Aquí solía acabarse la narración de mi padre, narración que me ha recordado la famosa honda de que os he hablado, y que después de haber sido conservada tanto tiempo en mi familia y haberle prestado tan señalados servicios, echó el resto en lo del caballo marino. Pudo también servirme para enviar, como he referido, una bomba al campo de los españoles, salvando a dos amigos míos, ya casi ahorcados.

Pero ésta fue su última hazaña, pues se fue en gran parte con la misma bomba, y el pedazo que me quedó en la mano se conserva hoy en los archivos de nuestra familia al lado de gran número de preciosas antigüedades.

Poco tiempo después, salí de Gibraltar y volví a Inglaterra, donde corrí una de las más singulares aventuras de mi vida.

Había ido a Wapping a vigilar el embarque de varios objetos que enviaba a muchos amigos míos de Hamburgo. Terminada la operación, volví en el Tower Warf. Era mediodía y estaba yo muy fatigado, y para sustraerme al ardor del sol imaginé meterme en uno de los cañones de la torre, a fin de tomar algún reposo, y apenas acostado me dormí profundamente.

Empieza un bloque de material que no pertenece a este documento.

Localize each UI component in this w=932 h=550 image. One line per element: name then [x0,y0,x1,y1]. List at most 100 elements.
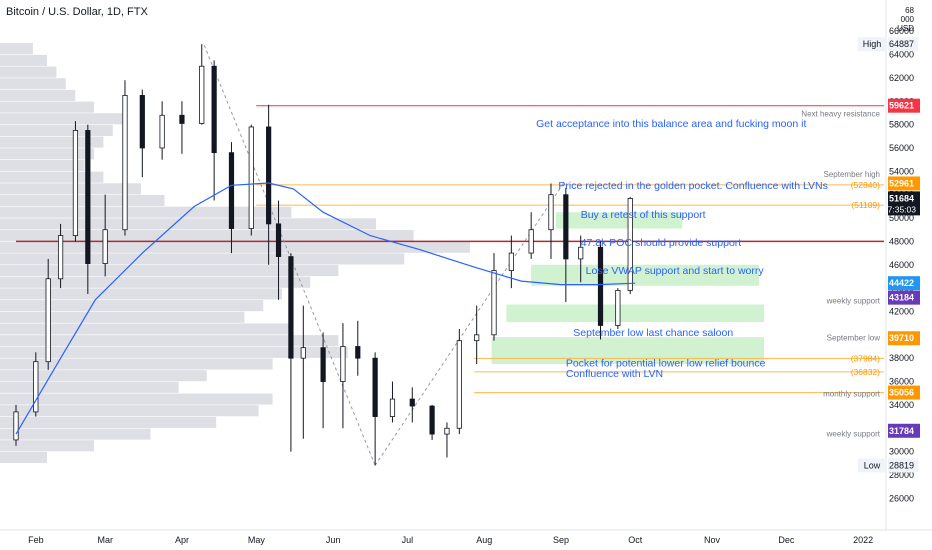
x-tick-label: May [248,535,266,545]
level-text-label: September high [824,170,880,179]
support-zone [531,264,760,286]
x-tick-label: 2022 [853,535,873,545]
volume-profile-row [0,276,311,288]
candle-body [548,194,554,231]
candles [13,44,633,466]
level-label: (52840) [851,180,880,190]
price-tag-text: 31784 [889,426,914,436]
volume-profile-row [0,66,57,78]
y-tick-label: 58000 [889,120,914,130]
x-tick-label: Apr [175,535,189,545]
volume-profile-row [0,89,76,101]
y-tick-label: 56000 [889,143,914,153]
candle-body [444,427,450,435]
x-axis: Feb Mar Apr May Jun Jul Aug Sep Oct Nov Dec 2022 [0,529,932,545]
annotations: Get acceptance into this balance area an… [536,118,828,380]
candle-body [122,95,128,231]
volume-profile-row [0,253,405,265]
support-zone [506,304,764,322]
volume-profile-row [0,335,339,347]
volume-profile-row [0,440,94,452]
support-zone [491,337,764,365]
candle-body [528,229,534,254]
volume-profile-row [0,183,141,195]
annotation-text: 47.8k POC should provide support [581,237,742,249]
chart-title: Bitcoin / U.S. Dollar, 1D, FTX [6,6,148,18]
price-tag-bg [888,290,920,305]
price-tag-text: 59621 [889,101,914,111]
price-tag-bg [888,331,920,346]
volume-profile-row [0,101,94,113]
annotation-text: Buy a retest of this support [581,209,706,221]
volume-profile-row [0,124,113,136]
candle-body [578,246,584,260]
support-zones [491,212,764,365]
price-tag-text: 52961 [889,178,914,188]
y-tick-label: 46000 [889,260,914,270]
price-tag-text: 64887 [889,39,914,49]
candle-body [139,95,145,149]
level-label: Next heavy resistance [801,110,880,119]
price-tag-bg [888,191,920,216]
volume-profile-row [0,136,104,148]
y-tick-label: 42000 [889,306,914,316]
y-tick-label: 66000 [889,26,914,36]
volume-profile-row [0,265,339,277]
price-tag-text: 39710 [889,333,914,343]
price-tag-bg [888,37,918,52]
axis-unit-mid: 000 [900,15,914,24]
x-tick-label: Feb [28,535,44,545]
y-tick-label: 38000 [889,353,914,363]
candle-body [597,246,604,326]
annotation-text: September low last chance saloon [573,327,733,339]
candle-body [474,334,480,342]
candle-body [288,256,294,359]
candle-body [563,194,569,260]
price-tag-text: 28819 [889,460,914,470]
side-word-bg [858,37,886,52]
candle-body [300,347,306,359]
level-text-label: weekly support [826,429,881,438]
vwap-line [15,182,636,435]
y-tick-label: 64000 [889,50,914,60]
side-word: Low [864,460,881,470]
y-tick-label: 36000 [889,377,914,387]
x-tick-label: Oct [628,535,643,545]
level-labels: September high weekly support September lo… [823,170,881,438]
candle-body [389,398,396,417]
candle-body [211,65,217,154]
candle-body [409,398,415,407]
candle-body [179,114,185,124]
volume-profile-row [0,218,376,230]
candle-body [102,229,108,264]
volume-profile-row [0,323,292,335]
price-tag-text: 43184 [889,293,914,303]
candle-body [33,361,39,413]
candle-body [615,290,621,326]
volume-profile [0,43,470,463]
volume-profile-row [0,113,123,125]
candle-body [266,126,272,225]
volume-profile-row [0,194,165,207]
candle-body [456,340,462,429]
price-tag-countdown: 17:35:03 [883,204,916,214]
candle-body [372,357,378,417]
candle-body [159,114,165,149]
candle-body [320,347,326,382]
volume-profile-row [0,451,47,463]
price-tag-text: 35056 [889,388,914,398]
y-tick-label: 50000 [889,213,914,223]
volume-profile-row [0,206,292,218]
y-tick-label: 34000 [889,400,914,410]
volume-profile-row [0,241,470,253]
candle-body [508,252,514,271]
candle-body [57,235,64,280]
volume-profile-row [0,405,259,417]
candle-body [627,197,633,291]
price-tag-text: 51684 [889,193,914,203]
annotation-text: Lose VWAP support and start to worry [586,265,765,277]
axis-unit-currency: USD [897,24,914,33]
x-tick-label: Dec [778,535,795,545]
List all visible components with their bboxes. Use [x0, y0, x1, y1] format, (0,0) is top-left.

Ahora bien, era precisamente el día primero de junio, cumpleaños del rey Jorge III, y a la una en punto todos los cañones debían hacer salvas para solemnizar la fiesta real. Se habían cargado por la mañana, y como nadie podía sospechar mi presencia en un cañón, fui lanzado por encima de las casas a la otra parte del río y caí en el corral de una alquería entre Benmondsey y Deptford. Pero fui a caer de cabeza en un montón de heno, donde quedé sin despertarme, lo que se explica por el aturdimiento del trayecto y de la caída.

Cerca de tres meses después hubo de subir el precio del heno tan considerablemente, que el propietario creyó ventajoso vender su provisión de paja. El montón en que yo me hallaba era el mayor de todos, y representaba quinientos quintales, cuando menos. Por él, pues, se comenzó. El ruido de los hombres que arrimaron sus escalas para subir a la cima, me despertó por fin; y todavía sumergido en un semisueño, y sin saber dónde estaba, quise huir y fui precisamente a caer sobre el mismo propietario.

En esta caída no me hice el más ligero rasguño; pero el infeliz propietario no pudo decir otro tanto, pues quedó desnucado en el acto bajo el peso de mi cuerpo.

Para tranquilidad de mi conciencia, supe después que el tal propietario era un infame judío, que acumulaba sus frutos y cereales en su granero hasta el momento en que la carestía le permitía venderlo con un lucro exorbitante; de modo que su muerte no fue sino un justo castigo de sus crímenes y un servicio prestado al bien público.

Pero ¿cuál no fue mi asombro, cuando al volver enteramente en mi acuerdo, procuré enlazar mis ideas presentes con las que me ocupaban al dormirme tres meses antes? ¿Cuál no fue la sorpresa de mis amigos de Londres al verme reaparecer, después de las infructuosas pesquisas que habían hecho para encontrarme? Fácilmente podéis imaginarlo.

Ahora, señores, bebamos un trago y luego os contaré un par de aventuras más.